Ieri è stato il mio compleanno, e per l’occasione ho ricevuto auguri da 115 persone sulla bacheca facebook e da 51 attraverso messaggi. Ho ringraziato (quasi) tutti allo stesso modo: con un pollice all’insù oppure con l’indice ed il medio aperti nel segno di “pace”.
Chi sono queste persone? Le conosco davvero tutte? Ovviamente no. Qualche anno fa, al proposito, divenne celebre uno studio sociologico che dimostrava le espansioni massime della nostra rete sociale in termini di cognitività della relazione e adeguatezza dei livelli interpersonali. In parole povere, lo studio sostiene che ognuno di noi è in grado al massimo di intrattenere rapporti sociali con una cerchia “ristretta” di 50 persone e con una rete “estesa” di 250. Oltre questi numeri, il rapporto diventa di pura circostanza. Un po’ come quando si attaccano le figurine all’album, per senso di completezza.
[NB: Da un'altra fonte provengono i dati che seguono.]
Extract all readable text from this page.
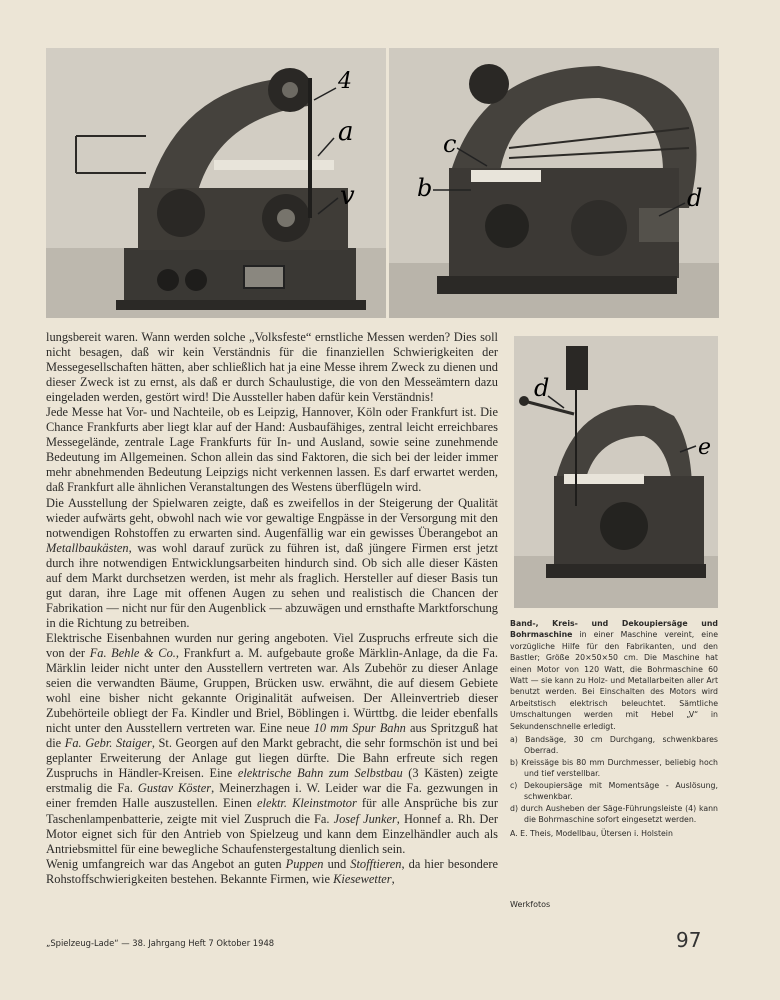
4
a
v
c
b	d
d
e

lungsbereit waren. Wann werden solche „Volksfeste“ ernstliche Messen werden? Dies soll nicht besagen, daß wir kein Verständnis für die finanziellen Schwierigkeiten der Messegesellschaften hätten, aber schließlich hat ja eine Messe ihrem Zweck zu dienen und dieser Zweck ist zu ernst, als daß er durch Schaulustige, die von den Messeämtern dazu eingeladen werden, gestört wird! Die Aussteller haben dafür kein Verständnis!

Jede Messe hat Vor- und Nachteile, ob es Leipzig, Hannover, Köln oder Frankfurt ist. Die Chance Frankfurts aber liegt klar auf der Hand: Ausbaufähiges, zentral leicht erreichbares Messegelände, zentrale Lage Frankfurts für In- und Ausland, sowie seine zunehmende Bedeutung im Allgemeinen. Schon allein das sind Faktoren, die sich bei der leider immer mehr abnehmenden Bedeutung Leipzigs nicht verkennen lassen. Es darf erwartet werden, daß Frankfurt alle ähnlichen Veranstaltungen des Westens überflügeln wird.

Die Ausstellung der Spielwaren zeigte, daß es zweifellos in der Steigerung der Qualität wieder aufwärts geht, obwohl nach wie vor gewaltige Engpässe in der Versorgung mit den notwendigen Rohstoffen zu erwarten sind. Augenfällig war ein gewisses Überangebot an Metallbaukästen, was wohl darauf zurück zu führen ist, daß jüngere Firmen erst jetzt durch ihre notwendigen Entwicklungsarbeiten hindurch sind. Ob sich alle dieser Kästen auf dem Markt durchsetzen werden, ist mehr als fraglich. Hersteller auf dieser Basis tun gut daran, ihre Lage mit offenen Augen zu sehen und realistisch die Chancen der Fabrikation — nicht nur für den Augenblick — abzuwägen und ernsthafte Marktforschung in die Richtung zu betreiben.

Elektrische Eisenbahnen wurden nur gering angeboten. Viel Zuspruchs erfreute sich die von der Fa. Behle & Co., Frankfurt a. M. aufgebaute große Märklin-Anlage, da die Fa. Märklin leider nicht unter den Ausstellern vertreten war. Als Zubehör zu dieser Anlage seien die verwandten Bäume, Gruppen, Brücken usw. erwähnt, die auf diesem Gebiete wohl eine bisher nicht gekannte Originalität aufweisen. Der Alleinvertrieb dieser Zubehörteile obliegt der Fa. Kindler und Briel, Böblingen i. Württbg. die leider ebenfalls nicht unter den Ausstellern vertreten war. Eine neue 10 mm Spur Bahn aus Spritzguß hat die Fa. Gebr. Staiger, St. Georgen auf den Markt gebracht, die sehr formschön ist und bei geplanter Erweiterung der Anlage gut liegen dürfte. Die Bahn erfreute sich regen Zuspruchs in Händler-Kreisen. Eine elektrische Bahn zum Selbstbau (3 Kästen) zeigte erstmalig die Fa. Gustav Köster, Meinerzhagen i. W. Leider war die Fa. gezwungen in einer fremden Halle auszustellen. Einen elektr. Kleinstmotor für alle Ansprüche bis zur Taschenlampenbatterie, zeigte mit viel Zuspruch die Fa. Josef Junker, Honnef a. Rh. Der Motor eignet sich für den Antrieb von Spielzeug und kann dem Einzelhändler auch als Antriebsmittel für eine bewegliche Schaufenstergestaltung dienlich sein.

Wenig umfangreich war das Angebot an guten Puppen und Stofftieren, da hier besondere Rohstoffschwierigkeiten bestehen. Bekannte Firmen, wie Kiesewetter,

Band-, Kreis- und Dekoupiersäge und Bohrmaschine in einer Maschine vereint, eine vorzügliche Hilfe für den Fabrikanten, und den Bastler; Größe 20×50×50 cm. Die Maschine hat einen Motor von 120 Watt, die Bohrmaschine 60 Watt — sie kann zu Holz- und Metallarbeiten aller Art benutzt werden. Bei Einschalten des Motors wird Arbeitstisch elektrisch beleuchtet. Sämtliche Umschaltungen werden mit Hebel „V“ in Sekundenschnelle erledigt.

a) Bandsäge, 30 cm Durchgang, schwenkbares Oberrad.
b) Kreissäge bis 80 mm Durchmesser, beliebig hoch und tief verstellbar.
c) Dekoupiersäge mit Momentsäge - Auslösung, schwenkbar.
d) durch Ausheben der Säge-Führungsleiste (4) kann die Bohrmaschine sofort eingesetzt werden.

A. E. Theis, Modellbau, Ütersen i. Holstein

Werkfotos
„Spielzeug-Lade“ — 38. Jahrgang Heft 7 Oktober 1948	97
Eppure, le nuove reti virtuali ci consentono di allargare a dismisura le nostre conoscenze, in teoria senza limiti: pian piano potrei arrivare a conoscere Papa Francesco (senza aspettare che mi telefoni) o Donald Trump (senza aspettare che mi bombardi).
I social network come facebook, twitter e i programmi di istant messaging come whatsapp fanno ovviamente da catalizzatori per il flusso di contatti e semplificano quelle operazioni di interrelazione che un tempo erano svolte dal telefono o dalla posta. Di conseguenza, con un messaggio azzeccato, anche il più beota degli analfabeti può assurgere alla celebrità (il più delle volte proprio grazie alla sua ignoranza) e diventare idolo delle masse.
Il giorno del compleanno che ho preso ad esempio ad inizio articolo ne è la dimostrazione perfetta. Decine e decine di persone che non conosco per nulla, grazie ad una notifica, ricordano la mia esistenza e mi omaggiano con una frase di auguri. Il quarto d’ora di celebrità profetizzato da Andy Warhol diventa il quarto di secondo – il tempo necessario a digitare “auguriii” e, per i più audaci, anche ad aggiungerci una faccina sorridente – con cui, una volta l’anno, entriamo nelle vite e nella cognizione mentale di centinaia di sconosciuti.
Non è questa la celebrità in senso intrinseco a cui l’artista pop si riferiva, ma perbacco se non ci si avvicina. Dedicare del tempo a qualcuno, anche solo un giorno l’anno, anche solo per pochi secondi, è un gesto di profondo rispetto seppure svolto in maniera superficiale, quasi istintiva o meccanica. Che poi è esattamente quello che le reti social ci hanno costretto a diventare, consumatori di rapporti usa-e-getta.
Si tratta, cari lettori, della bubble reputation già descritta da Shakespeare nell’opera “Come vi piace”:
Then a soldier,
Full of strange oaths, and bearded like the pard,
Jealous in honor, sudden and quick in quarrel,
Seeking the bubble reputation
Even in the cannon’s mouth.
Il soldato a cui fa riferimento l’autore è l’uomo adulto, che va in cerca della fama ad ogni costo e pur di riuscire nel suo intento diventa spesso vittima della vanagloria, vittima di se stesso, compiacendosi di andare a precipitare “nella bocca del cannone” pur di diventare famoso.
La bubble reputation, difficile da rendere in italiano, è un concetto che delinea questa insulsa esigenza come una labile bolla di sapone, della durata di appena pochi istanti prima di esplodere e svanire nel nulla: capirete dunque adesso il mio riferimento agli auguri di compleanno.
Ne siamo tutti soggiogati? Se provo a chiedermi quante di quelle persone continueranno a cercarmi ed a sincerarsi delle mie condizioni nel corso dell’anno, non posso che rispondermi di sì. Probabilmente, anche voi giungerete alla stessa conclusione. Non c’è nulla di male, finché la si prende per quello che è, ovvero una manifestazione indiretta delle nuove strutture sociali, basate purtroppo sull’alienazione inconsapevole e sulla freddezza automatica. Il problema risiede qui, non negli auguri. Nella volontà spasmodica di ridurre a questo l’umanità, o peggio, nella minimizzazione dell’individuo a mero fenomeno mediatico.
Per cui, se posso lasciarvi un consiglio, lettori cari: per gli auguri un “mi piace” è sufficiente, ma ringraziate invece con sincerità chi si preoccupa di voi durante il resto dell’anno.